I need to feel the slice of the blade melting through my flesh to expose my tortured soul. I need to see the blood drip-dripping to show me that I may be deprived of my conscience though my heart still beats. The dying crimson begging for air that it will never again receive.
Infuriated and frustrated with no excuse, begging for a resolution that will never come. I am undone. My hands with no bones even though I can type. Numb to a world I am not sure is there. Hidden like a stillborn and choking on toxic muddied air.

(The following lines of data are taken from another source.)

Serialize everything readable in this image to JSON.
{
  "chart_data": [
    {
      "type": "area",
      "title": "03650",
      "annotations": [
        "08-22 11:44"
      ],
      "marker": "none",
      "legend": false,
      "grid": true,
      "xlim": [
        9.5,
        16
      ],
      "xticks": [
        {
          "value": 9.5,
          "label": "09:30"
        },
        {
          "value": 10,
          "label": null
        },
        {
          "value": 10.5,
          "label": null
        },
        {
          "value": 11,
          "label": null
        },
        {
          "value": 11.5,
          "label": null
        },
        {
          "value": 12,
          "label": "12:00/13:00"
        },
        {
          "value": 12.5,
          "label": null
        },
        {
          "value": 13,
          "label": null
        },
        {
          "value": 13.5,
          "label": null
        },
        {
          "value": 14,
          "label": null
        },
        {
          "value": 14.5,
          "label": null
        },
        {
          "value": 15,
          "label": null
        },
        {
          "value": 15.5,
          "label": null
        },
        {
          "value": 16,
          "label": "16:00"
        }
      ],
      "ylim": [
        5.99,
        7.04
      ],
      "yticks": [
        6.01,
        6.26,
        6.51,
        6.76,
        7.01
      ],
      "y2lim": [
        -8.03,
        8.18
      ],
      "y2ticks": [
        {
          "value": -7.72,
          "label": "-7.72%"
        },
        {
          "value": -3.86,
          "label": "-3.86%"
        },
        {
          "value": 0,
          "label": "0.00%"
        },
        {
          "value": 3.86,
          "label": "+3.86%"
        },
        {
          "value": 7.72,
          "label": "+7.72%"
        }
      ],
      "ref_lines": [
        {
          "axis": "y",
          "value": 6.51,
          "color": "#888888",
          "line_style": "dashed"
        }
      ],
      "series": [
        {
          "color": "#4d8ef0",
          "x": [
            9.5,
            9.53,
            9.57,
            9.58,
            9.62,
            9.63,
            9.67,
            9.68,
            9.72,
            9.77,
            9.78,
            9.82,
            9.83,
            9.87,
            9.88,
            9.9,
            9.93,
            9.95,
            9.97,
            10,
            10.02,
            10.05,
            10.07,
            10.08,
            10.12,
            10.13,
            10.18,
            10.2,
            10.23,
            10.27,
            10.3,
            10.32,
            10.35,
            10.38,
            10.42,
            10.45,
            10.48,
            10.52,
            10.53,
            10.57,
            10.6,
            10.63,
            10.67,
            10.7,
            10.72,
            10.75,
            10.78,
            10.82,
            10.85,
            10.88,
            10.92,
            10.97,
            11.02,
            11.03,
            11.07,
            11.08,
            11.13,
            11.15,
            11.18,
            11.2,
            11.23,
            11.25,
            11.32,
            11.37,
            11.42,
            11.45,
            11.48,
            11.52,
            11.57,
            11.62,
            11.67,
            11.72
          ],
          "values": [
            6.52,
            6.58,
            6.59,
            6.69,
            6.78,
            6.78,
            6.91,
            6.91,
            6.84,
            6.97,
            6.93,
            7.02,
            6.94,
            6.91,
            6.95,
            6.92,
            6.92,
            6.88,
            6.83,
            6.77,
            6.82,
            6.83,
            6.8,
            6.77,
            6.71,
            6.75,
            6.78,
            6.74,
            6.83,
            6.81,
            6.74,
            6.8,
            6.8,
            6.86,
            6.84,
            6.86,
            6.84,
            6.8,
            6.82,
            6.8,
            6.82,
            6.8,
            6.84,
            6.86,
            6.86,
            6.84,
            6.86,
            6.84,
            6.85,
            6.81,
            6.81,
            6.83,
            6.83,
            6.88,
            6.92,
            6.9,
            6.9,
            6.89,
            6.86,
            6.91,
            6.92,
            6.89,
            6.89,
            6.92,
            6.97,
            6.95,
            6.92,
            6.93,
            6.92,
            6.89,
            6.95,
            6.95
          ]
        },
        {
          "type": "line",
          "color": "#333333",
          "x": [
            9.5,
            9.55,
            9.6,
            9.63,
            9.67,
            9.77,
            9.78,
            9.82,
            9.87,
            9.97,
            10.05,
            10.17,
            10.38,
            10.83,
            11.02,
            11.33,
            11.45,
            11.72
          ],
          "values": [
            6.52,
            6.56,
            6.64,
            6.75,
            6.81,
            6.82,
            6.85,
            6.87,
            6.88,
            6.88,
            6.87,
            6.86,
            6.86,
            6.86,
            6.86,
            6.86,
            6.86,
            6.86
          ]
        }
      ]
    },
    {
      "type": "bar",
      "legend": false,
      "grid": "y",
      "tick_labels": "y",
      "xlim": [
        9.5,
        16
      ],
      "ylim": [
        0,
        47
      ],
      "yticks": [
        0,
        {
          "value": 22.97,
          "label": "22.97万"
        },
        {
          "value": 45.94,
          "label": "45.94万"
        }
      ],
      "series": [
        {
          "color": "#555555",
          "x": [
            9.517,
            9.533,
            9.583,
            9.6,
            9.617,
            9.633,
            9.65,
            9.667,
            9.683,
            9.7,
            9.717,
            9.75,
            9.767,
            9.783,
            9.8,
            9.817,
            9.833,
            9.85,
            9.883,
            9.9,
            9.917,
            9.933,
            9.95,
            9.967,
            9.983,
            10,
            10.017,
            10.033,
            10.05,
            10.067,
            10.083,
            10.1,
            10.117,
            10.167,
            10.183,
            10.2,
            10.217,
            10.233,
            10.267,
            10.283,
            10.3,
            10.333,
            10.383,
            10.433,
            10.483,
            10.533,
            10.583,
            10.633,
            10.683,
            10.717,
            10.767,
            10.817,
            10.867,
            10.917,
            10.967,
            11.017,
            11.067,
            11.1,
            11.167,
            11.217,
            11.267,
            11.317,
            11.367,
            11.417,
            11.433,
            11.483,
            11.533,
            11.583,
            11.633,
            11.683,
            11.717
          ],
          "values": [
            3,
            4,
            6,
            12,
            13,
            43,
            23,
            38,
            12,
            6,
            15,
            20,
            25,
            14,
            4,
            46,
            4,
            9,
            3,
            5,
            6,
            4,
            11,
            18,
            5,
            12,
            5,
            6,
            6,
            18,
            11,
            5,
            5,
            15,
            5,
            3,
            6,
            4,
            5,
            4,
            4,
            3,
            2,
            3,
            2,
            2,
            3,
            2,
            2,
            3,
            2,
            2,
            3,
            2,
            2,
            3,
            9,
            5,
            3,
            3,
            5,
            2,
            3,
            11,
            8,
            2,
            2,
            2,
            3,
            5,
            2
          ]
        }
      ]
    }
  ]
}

I don’t feel like continuing this brutal hard fight. It hurts the most in the dark of the night. I struggle to know the difference between wrong and right. I am surrounded by people and I am all alone, completely unknown, unwanted. Ashamed to not feel any shame at all.
I don’t belong here. Defeated and already gone far too long. I can’t remember what it was like to feel complete and it’s a game I desire not to play. What’s one more day? A future that holds no hope, a past that’s best forgotten and a nightmarish present that I can’t seem to escape.
That’s what life is – emotional rape. Where love is given and received while in reality its me being naïve, deceived. Can you believe and why should I? The false joy glistening on swollen lips, eyes begging up like a puppy wanting a prize only to be belted across rosy cheeks. Vulnerable, weak.
Tear stained cheeks and chains that only I can feel force me to crawl right back, promising to do better as the gag presses between my teeth to muffle my bratty cries. Am I your dirty secret or a naughty lie? Why can’t you answer me, why the hiding, the disguise?
I am sorry that you are the part of me that I lack. The rational that I cannot rationalize with on my own. The drug that fills my veins and keeps me eagerly awaiting my next fix, only to realize that the next high is never as good as the first and too much is an overdose I may not survive.
Withered, weathered, fallen like an unheard tree in a forest with no sound. Putrid decaying and the axe swings high, splintered dry breaks up the clear blue sky as I struggle to grip the edge of the jagged cliff while silently begging for the moss to just let me go.
Just. Let. Me. Go.
And the voice inside my head shatters my eardrums as it violently screams no. No you can’t leave, no you won’t go. No, I do love you. No, you are brave and strong and everything I need. No. No. No. And I don’t even crave the serpents slithering yes.
Life isn’t what I had expected. Not this tragic ending. I looked forward to the beautiful mess. My eyes are closed but for once I can actually see. The only struggle is, am I really me?